What is a bookkeeper? and why you should hire one.

That pile of receipts and invoices is getting bigger AND you haven’t updated your cash flow spreadsheet in 2 months!  You know roughly where you are financially with your business but how do you get a clearer, accurate and more up-to-date picture? Most SME’s live and die by their cash flow so employing effective bookkeeping and accountants is invaluable to the overall growth and stability of your business. What is the difference between a bookkeeper and an accountant and which one is the right one for you?

Accountant vs Bookkeeper

An accountant will generally look at your ‘books’ on a quarterly basis and advise on VAT, Corporation Tax owed and other such legal requirements for your business.  As well as classifying, reporting and summarising financial data. A bookkeeper will work on day-by-day basis recording financial transactions chronologically and advise on any cashflow problems or late payment invoices and in some cases, can help with classification and financial reporting.

Most business will really need both services, but often they only engage an accountant largely because they feel they can handle the day to day activity themselves but also to help reduce costs. But is this a sensible decision?

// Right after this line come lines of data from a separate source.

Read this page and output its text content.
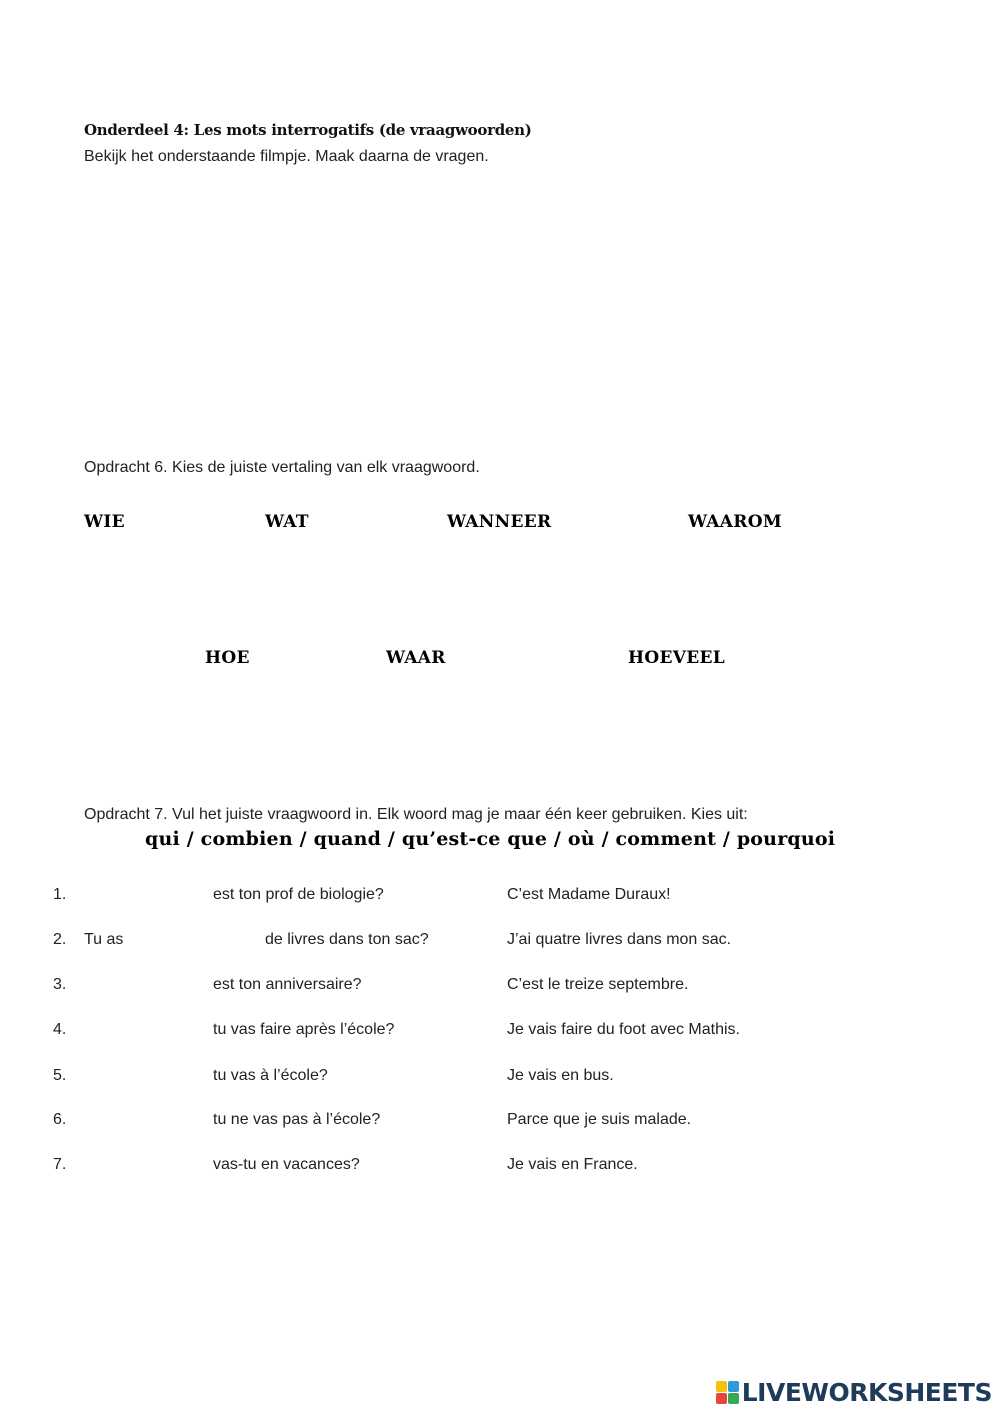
Onderdeel 4: Les mots interrogatifs (de vraagwoorden)
Bekijk het onderstaande filmpje. Maak daarna de vragen.
Opdracht 6. Kies de juiste vertaling van elk vraagwoord.
WIE	WAT	WANNEER	WAAROM
HOE	WAAR	HOEVEEL
Opdracht 7. Vul het juiste vraagwoord in. Elk woord mag je maar één keer gebruiken. Kies uit:
qui / combien / quand / qu’est-ce que / où / comment / pourquoi
1.	est ton prof de biologie?	C’est Madame Duraux!
2. Tu as	de livres dans ton sac?	J’ai quatre livres dans mon sac.
3.	est ton anniversaire?	C’est le treize septembre.
4.	tu vas faire après l’école?	Je vais faire du foot avec Mathis.
5.	tu vas à l’école?	Je vais en bus.
6.	tu ne vas pas à l’école?	Parce que je suis malade.
7.	vas-tu en vacances?	Je vais en France.
LIVEWORKSHEETS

Business owners are so busy running their business, that the task of recording of financial transactions and performing a reconciliation get left to the end of the quarter when the VAT return is due. That also means that for much of the time their view of their company’s finances is several weeks out of date. Some business owners get so behind that their accountant is brought into clear the backlog and this can be a significant expense as it’s not the core business of an accountant to handle this type of work.

At Designated Bookkeeping, we would strongly recommend that all business owners employ a highly trained bookkeeper as soon as they are able to afford to do so. A good bookkeeper brings two distinct advantages: –

  1. Relieves the pressure on the business owner to manage the day to day finances freeing him/ her up to grow their business
  2. Ensures financial control with accurate up to date data.